Beyond the Injury: Spirituality as a Companion to Recovery
When people speak about spinal cord injury, the conversation often revolves around surgery, rehabilitation, medications, and emerging therapies.
These are essential. They form the foundation of recovery.
But for many individuals living with a neurological injury, there is another dimension that receives far less attention: the inner journey.
A patient’s spiritual view can influence how he or she experiences illness, responds to treatment, and moves through recovery. For some people, faith, meaning, prayer, meditation, and other spiritual practices become sources of strength that shape not only emotional resilience, but also motivation, discipline, and hope.
Spirituality is not a substitute for medicine. It does not replace rehabilitation, neuroscience, or rigorous research. Rather, it can become a source of resilience that helps people endure the long and often unpredictable path of recovery.
For Sasan, this inner journey began alongside the physical one.
Long before organizing research projects and documenting a case study, he chose not to surrender to the belief that nothing more was possible. That decision was rooted not only in determination, but also in a way of seeing life that values meaning, patience, gratitude, and continuous growth.
Nature became part of his rehabilitation.
Breathwork and yoga became daily practices.
Moments of silence became opportunities to reconnect with himself rather than with the limitations imposed by the injury.
This perspective did not reduce his commitment to science. On the contrary, it strengthened it.
It encouraged consistency during years of rehabilitation, inspired the organization of research collaborations, and helped sustain hope without abandoning critical thinking.

Modern research increasingly recognizes that psychological well-being, mindfulness, social connection, purpose, and spiritual health can positively influence quality of life, emotional adjustment, and engagement in rehabilitation after spinal cord injury. While these approaches are not treatments for the injury itself, they may help individuals navigate the physical and emotional demands of long-term recovery.

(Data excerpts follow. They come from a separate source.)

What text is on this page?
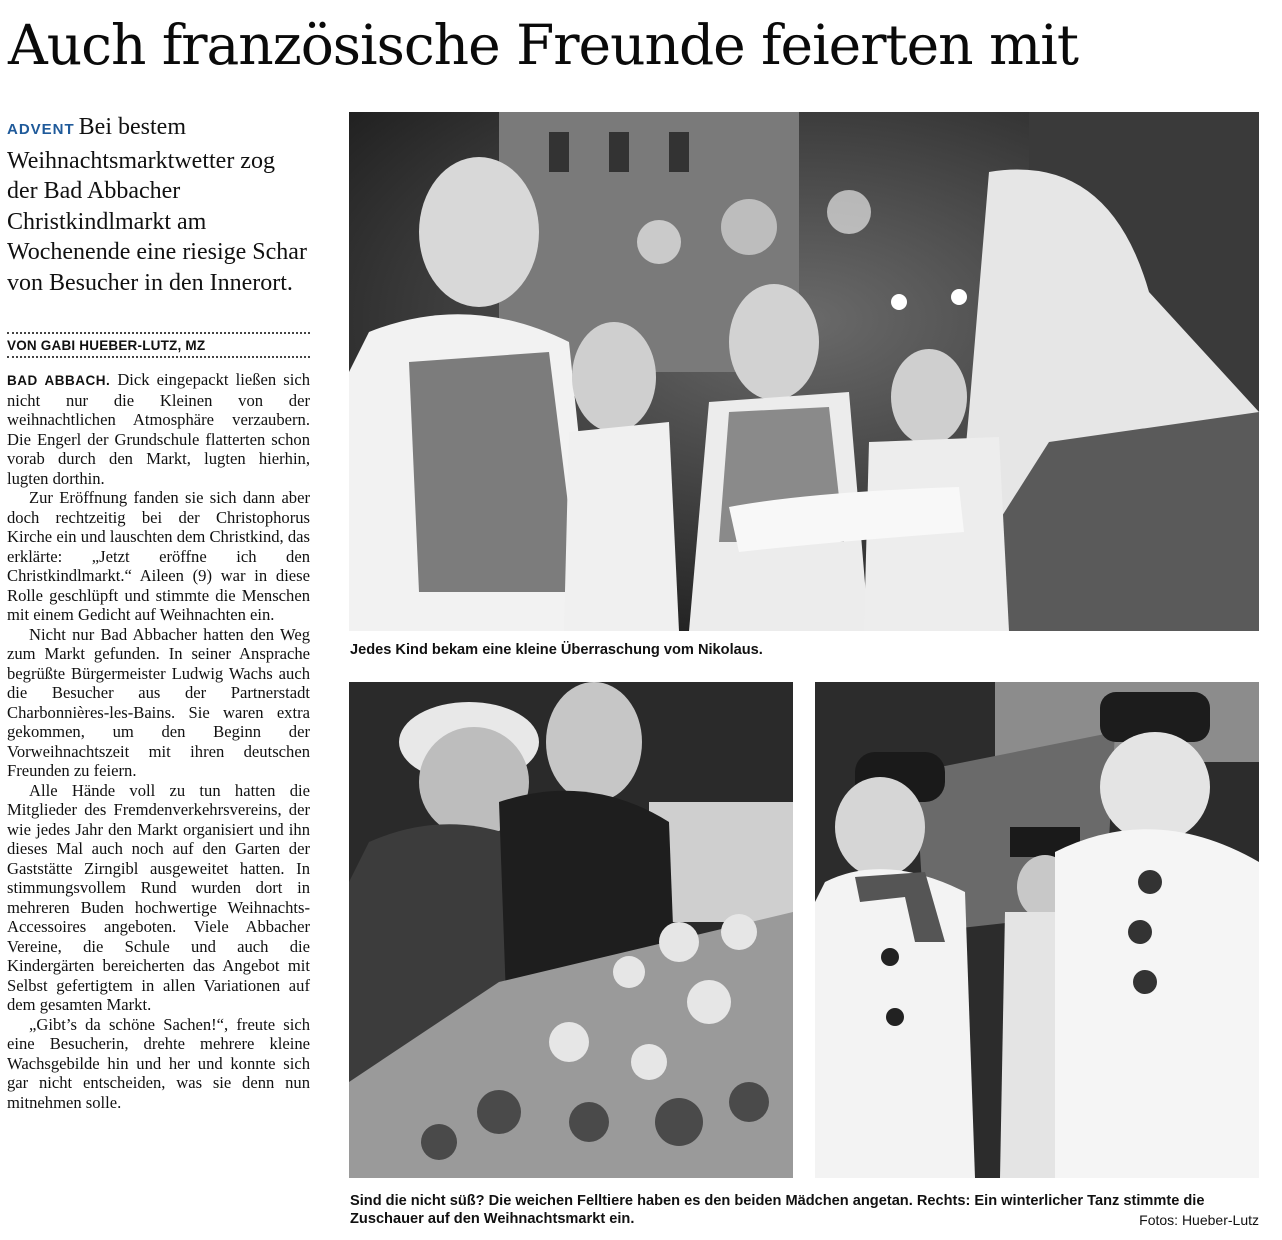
Auch französische Freunde feierten mit

ADVENT Bei bestem Weihnachtsmarktwetter zog der Bad Abbacher Christkindlmarkt am Wochenende eine riesige Schar von Besucher in den Innerort.

VON GABI HUEBER-LUTZ, MZ

BAD ABBACH. Dick eingepackt ließen sich nicht nur die Kleinen von der weihnachtlichen Atmosphäre verzaubern. Die Engerl der Grundschule flatterten schon vorab durch den Markt, lugten hierhin, lugten dorthin.

Zur Eröffnung fanden sie sich dann aber doch rechtzeitig bei der Christophorus Kirche ein und lauschten dem Christkind, das erklärte: „Jetzt eröffne ich den Christkindlmarkt.“ Aileen (9) war in diese Rolle geschlüpft und stimmte die Menschen mit einem Gedicht auf Weihnachten ein.

Nicht nur Bad Abbacher hatten den Weg zum Markt gefunden. In seiner Ansprache begrüßte Bürgermeister Ludwig Wachs auch die Besucher aus der Partnerstadt Charbonnières-les-Bains. Sie waren extra gekommen, um den Beginn der Vorweihnachtszeit mit ihren deutschen Freunden zu feiern.

Alle Hände voll zu tun hatten die Mitglieder des Fremdenverkehrsvereins, der wie jedes Jahr den Markt organisiert und ihn dieses Mal auch noch auf den Garten der Gaststätte Zirngibl ausgeweitet hatten. In stimmungsvollem Rund wurden dort in mehreren Buden hochwertige Weihnachts-Accessoires angeboten. Viele Abbacher Vereine, die Schule und auch die Kindergärten bereicherten das Angebot mit Selbst gefertigtem in allen Variationen auf dem gesamten Markt.

„Gibt’s da schöne Sachen!“, freute sich eine Besucherin, drehte mehrere kleine Wachsgebilde hin und her und konnte sich gar nicht entscheiden, was sie denn nun mitnehmen solle.

Jedes Kind bekam eine kleine Überraschung vom Nikolaus.
Sind die nicht süß? Die weichen Felltiere haben es den beiden Mädchen angetan. Rechts: Ein winterlicher Tanz stimmte die Zuschauer auf den Weihnachtsmarkt ein.	Fotos: Hueber-Lutz
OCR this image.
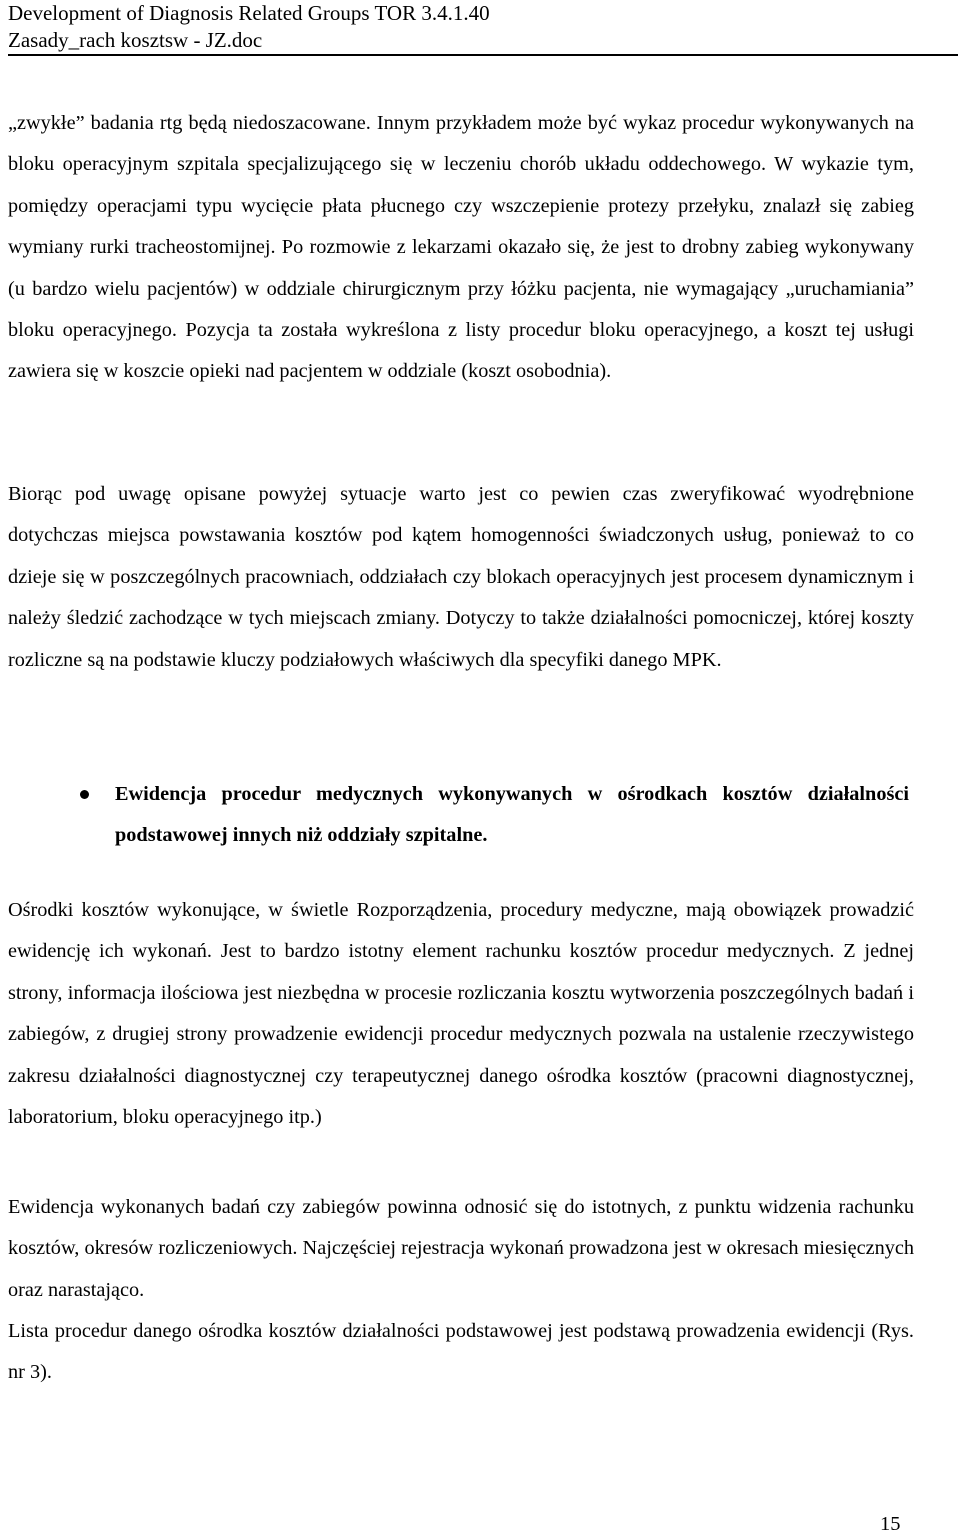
Development of Diagnosis Related Groups TOR 3.4.1.40
Zasady_rach kosztsw - JZ.doc

„zwykłe” badania rtg będą niedoszacowane. Innym przykładem może być wykaz procedur wykonywanych na bloku operacyjnym szpitala specjalizującego się w leczeniu chorób układu oddechowego. W wykazie tym, pomiędzy operacjami typu wycięcie płata płucnego czy wszczepienie protezy przełyku, znalazł się zabieg wymiany rurki tracheostomijnej. Po rozmowie z lekarzami okazało się, że jest to drobny zabieg wykonywany (u bardzo wielu pacjentów) w oddziale chirurgicznym przy łóżku pacjenta, nie wymagający „uruchamiania” bloku operacyjnego. Pozycja ta została wykreślona z listy procedur bloku operacyjnego, a koszt tej usługi zawiera się w koszcie opieki nad pacjentem w oddziale (koszt osobodnia).

Biorąc pod uwagę opisane powyżej sytuacje warto jest co pewien czas zweryfikować wyodrębnione dotychczas miejsca powstawania kosztów pod kątem homogenności świadczonych usług, ponieważ to co dzieje się w poszczególnych pracowniach, oddziałach czy blokach operacyjnych jest procesem dynamicznym i należy śledzić zachodzące w tych miejscach zmiany. Dotyczy to także działalności pomocniczej, której koszty rozliczne są na podstawie kluczy podziałowych właściwych dla specyfiki danego MPK.

Ewidencja procedur medycznych wykonywanych w ośrodkach kosztów działalności podstawowej innych niż oddziały szpitalne.

Ośrodki kosztów wykonujące, w świetle Rozporządzenia, procedury medyczne, mają obowiązek prowadzić ewidencję ich wykonań. Jest to bardzo istotny element rachunku kosztów procedur medycznych. Z jednej strony, informacja ilościowa jest niezbędna w procesie rozliczania kosztu wytworzenia poszczególnych badań i zabiegów, z drugiej strony prowadzenie ewidencji procedur medycznych pozwala na ustalenie rzeczywistego zakresu działalności diagnostycznej czy terapeutycznej danego ośrodka kosztów (pracowni diagnostycznej, laboratorium, bloku operacyjnego itp.)

Ewidencja wykonanych badań czy zabiegów powinna odnosić się do istotnych, z punktu widzenia rachunku kosztów, okresów rozliczeniowych. Najczęściej rejestracja wykonań prowadzona jest w okresach miesięcznych oraz narastająco.

Lista procedur danego ośrodka kosztów działalności podstawowej jest podstawą prowadzenia ewidencji (Rys. nr 3).

15
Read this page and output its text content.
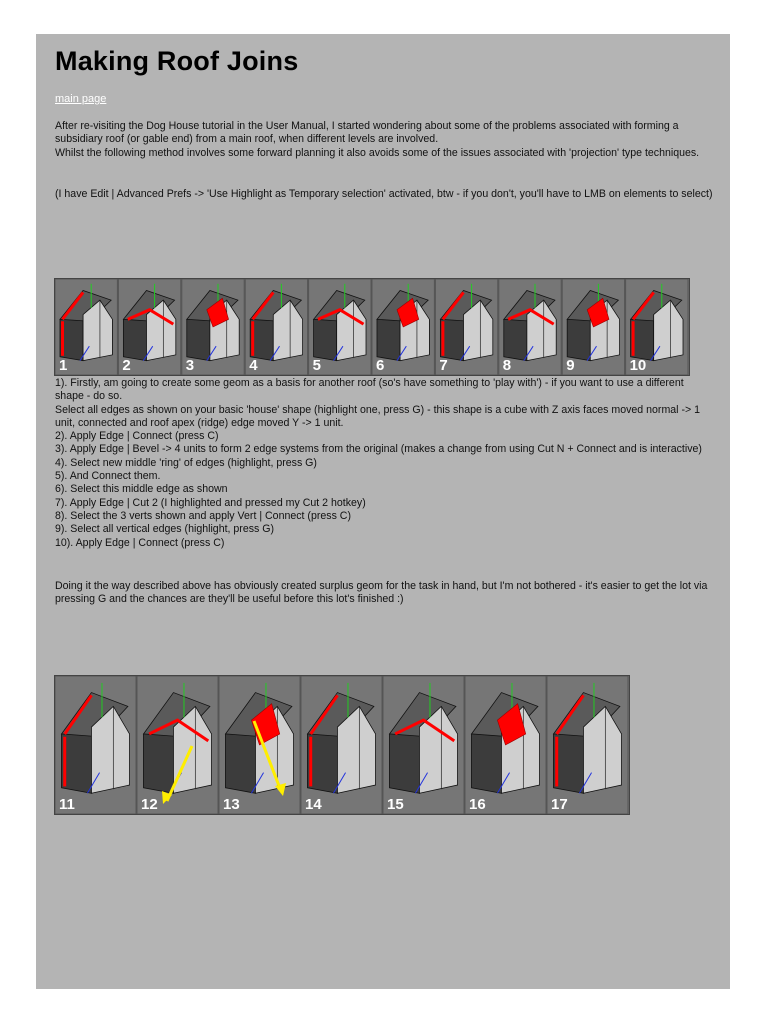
Making Roof Joins
main page

After re-visiting the Dog House tutorial in the User Manual, I started wondering about some of the problems associated with forming a subsidiary roof (or gable end) from a main roof, when different levels are involved.

Whilst the following method involves some forward planning it also avoids some of the issues associated with 'projection' type techniques.

(I have Edit | Advanced Prefs -> 'Use Highlight as Temporary selection' activated, btw - if you don't, you'll have to LMB on elements to select)

1	2	3	4	5	6	7	8	9	10

1). Firstly, am going to create some geom as a basis for another roof (so's have something to 'play with') - if you want to use a different shape - do so.

Select all edges as shown on your basic 'house' shape (highlight one, press G) - this shape is a cube with Z axis faces moved normal -> 1 unit, connected and roof apex (ridge) edge moved Y -> 1 unit.

2). Apply Edge | Connect (press C)

3). Apply Edge | Bevel -> 4 units to form 2 edge systems from the original (makes a change from using Cut N + Connect and is interactive)

4). Select new middle 'ring' of edges (highlight, press G)

5). And Connect them.

6). Select this middle edge as shown

7). Apply Edge | Cut 2 (I highlighted and pressed my Cut 2 hotkey)

8). Select the 3 verts shown and apply Vert | Connect (press C)

9). Select all vertical edges (highlight, press G)

10). Apply Edge | Connect (press C)

Doing it the way described above has obviously created surplus geom for the task in hand, but I'm not bothered - it's easier to get the lot via pressing G and the chances are they'll be useful before this lot's finished :)

11	12	13	14	15	16	17
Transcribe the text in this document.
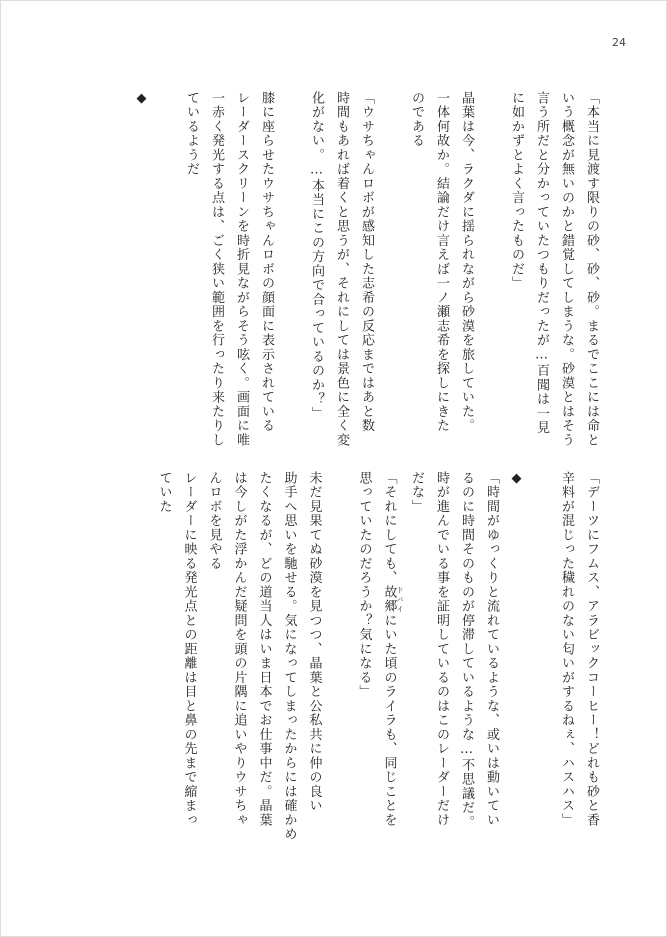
24
「本当に見渡す限りの砂、砂、砂。まるでここには命と
いう概念が無いのかと錯覚してしまうな。砂漠とはそう
言う所だと分かっていたつもりだったが…百聞は一見
に如かずとよく言ったものだ」
晶葉は今、ラクダに揺られながら砂漠を旅していた。
一体何故か。結論だけ言えば一ノ瀬志希を探しにきた
のである
「ウサちゃんロボが感知した志希の反応まではあと数
時間もあれば着くと思うが、それにしては景色に全く変
化がない。…本当にこの方向で合っているのか？」
膝に座らせたウサちゃんロボの顔面に表示されている
レーダースクリーンを時折見ながらそう呟く。画面に唯
一赤く発光する点は、ごく狭い範囲を行ったり来たりし
ているようだ
◆
「デーツにフムス、アラビックコーヒー！どれも砂と香
辛料が混じった穢れのない匂いがするねぇ、ハスハス」
◆
「時間がゆっくりと流れているような、或いは動いてい
るのに時間そのものが停滞しているような…不思議だ。
時が進んでいる事を証明しているのはこのレーダーだけ
だな」
「それにしても、故郷 ドバイにいた頃のライラも、同じことを
思っていたのだろうか？気になる」
未だ見果てぬ砂漠を見つつ、晶葉と公私共に仲の良い
助手へ思いを馳せる。気になってしまったからには確かめ
たくなるが、どの道当人はいま日本でお仕事中だ。晶葉
は今しがた浮かんだ疑問を頭の片隅に追いやりウサちゃ
んロボを見やる
レーダーに映る発光点との距離は目と鼻の先まで縮まっ
ていた
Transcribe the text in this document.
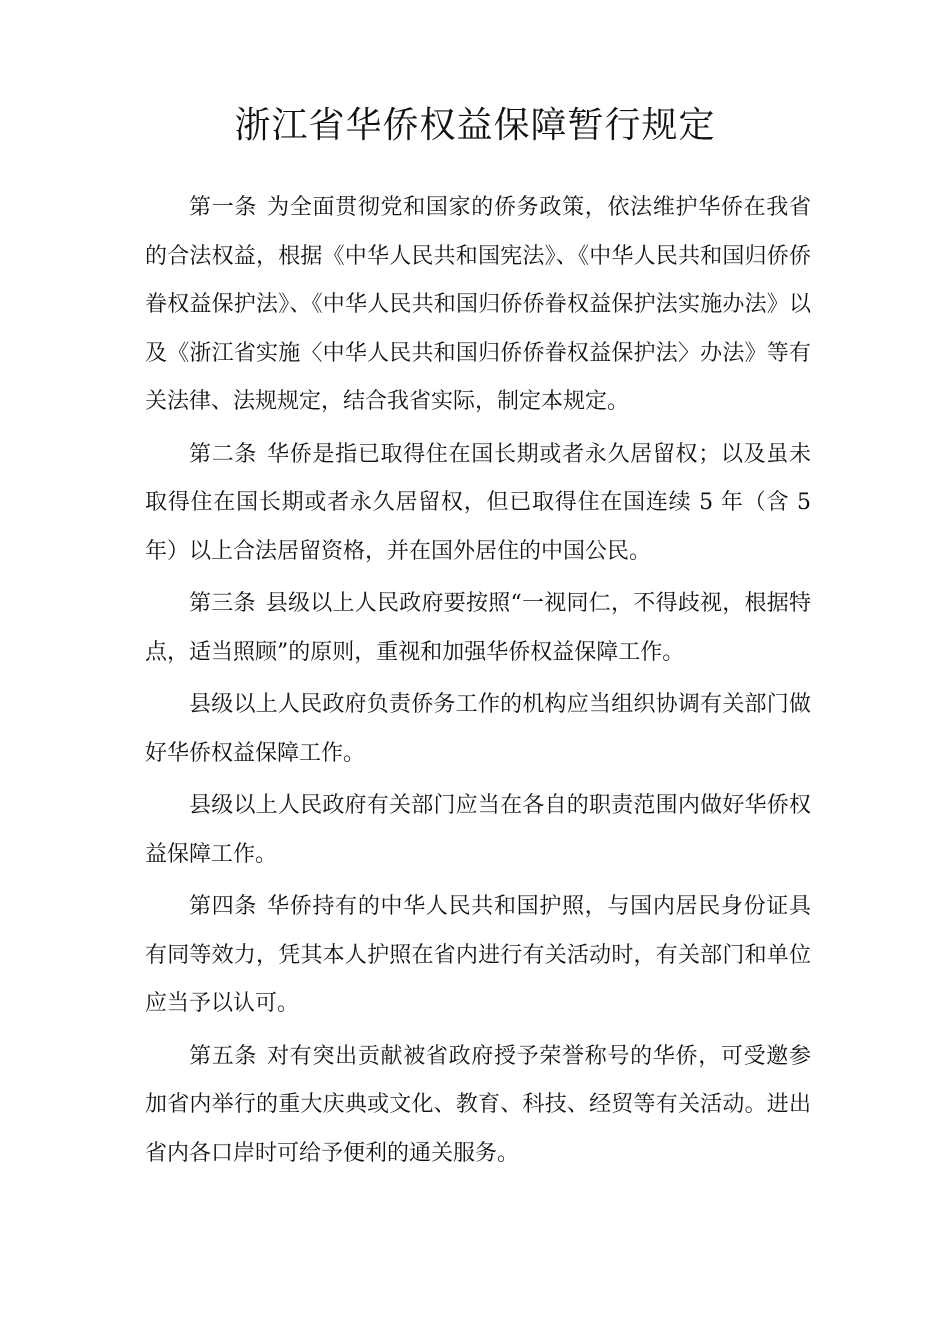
浙江省华侨权益保障暂行规定

第一条 为全面贯彻党和国家的侨务政策，依法维护华侨在我省的合法权益，根据《中华人民共和国宪法》、《中华人民共和国归侨侨眷权益保护法》、《中华人民共和国归侨侨眷权益保护法实施办法》以及《浙江省实施〈中华人民共和国归侨侨眷权益保护法〉办法》等有关法律、法规规定，结合我省实际，制定本规定。

第二条 华侨是指已取得住在国长期或者永久居留权；以及虽未取得住在国长期或者永久居留权，但已取得住在国连续 5 年（含 5 年）以上合法居留资格，并在国外居住的中国公民。

第三条 县级以上人民政府要按照“一视同仁，不得歧视，根据特点，适当照顾”的原则，重视和加强华侨权益保障工作。

县级以上人民政府负责侨务工作的机构应当组织协调有关部门做好华侨权益保障工作。

县级以上人民政府有关部门应当在各自的职责范围内做好华侨权益保障工作。

第四条 华侨持有的中华人民共和国护照，与国内居民身份证具有同等效力，凭其本人护照在省内进行有关活动时，有关部门和单位应当予以认可。

第五条 对有突出贡献被省政府授予荣誉称号的华侨，可受邀参加省内举行的重大庆典或文化、教育、科技、经贸等有关活动。进出省内各口岸时可给予便利的通关服务。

Energy healing is also part of this broader conversation. In many cultures and healing traditions, practices such as Reiki, therapeutic touch, and other forms of energy-based care are used as complementary approaches. Some patients find them calming, meaningful, and supportive, especially when living with chronic conditions that require long-term adaptation.
Before modern medicine, such approaches were common in human societies across the world. Spiritual healing, ritual, prayer, and energy-based practices were often woven into everyday care, and many people believed they benefited from them. Even today, countless individuals continue to turn to these traditions for comfort, balance, and a sense of connection during illness.
Modern medicine is indispensable for acute health issues. It can save lives in emergencies, treat infections, stabilize trauma, and provide surgical and pharmacological interventions that are essential in critical care.
At the same time, spirituality and energy healing are trusted by some people to have a deeper effect on chronic diseases, especially when the goal is not only symptom management, but also emotional endurance, meaning-making, and long-term coping. For many patient communities, these practices remain important because they address dimensions of suffering that are not always captured by biomedical treatment alone.
This is the philosophy behind our work.
We believe recovery is multidimensional.
It involves neuroscience and rehabilitation.
It involves rigorous and reproducible research.
It involves movement, exercise, and persistence.
And for many people, it also involves spirituality—not as an alternative to science, but as a companion that helps carry the weight of the journey.
Even as modern medicine advances toward better treatments and, one day, cures for many diseases, spirituality can still play a vital role for patient communities by offering hope, belonging, and a deeper sense of purpose.
Our hope is that future advances in regenerative medicine will continue to transform what is biologically possible.
At the same time, we believe that caring for both the body and the human spirit remains an essential part of the path forward.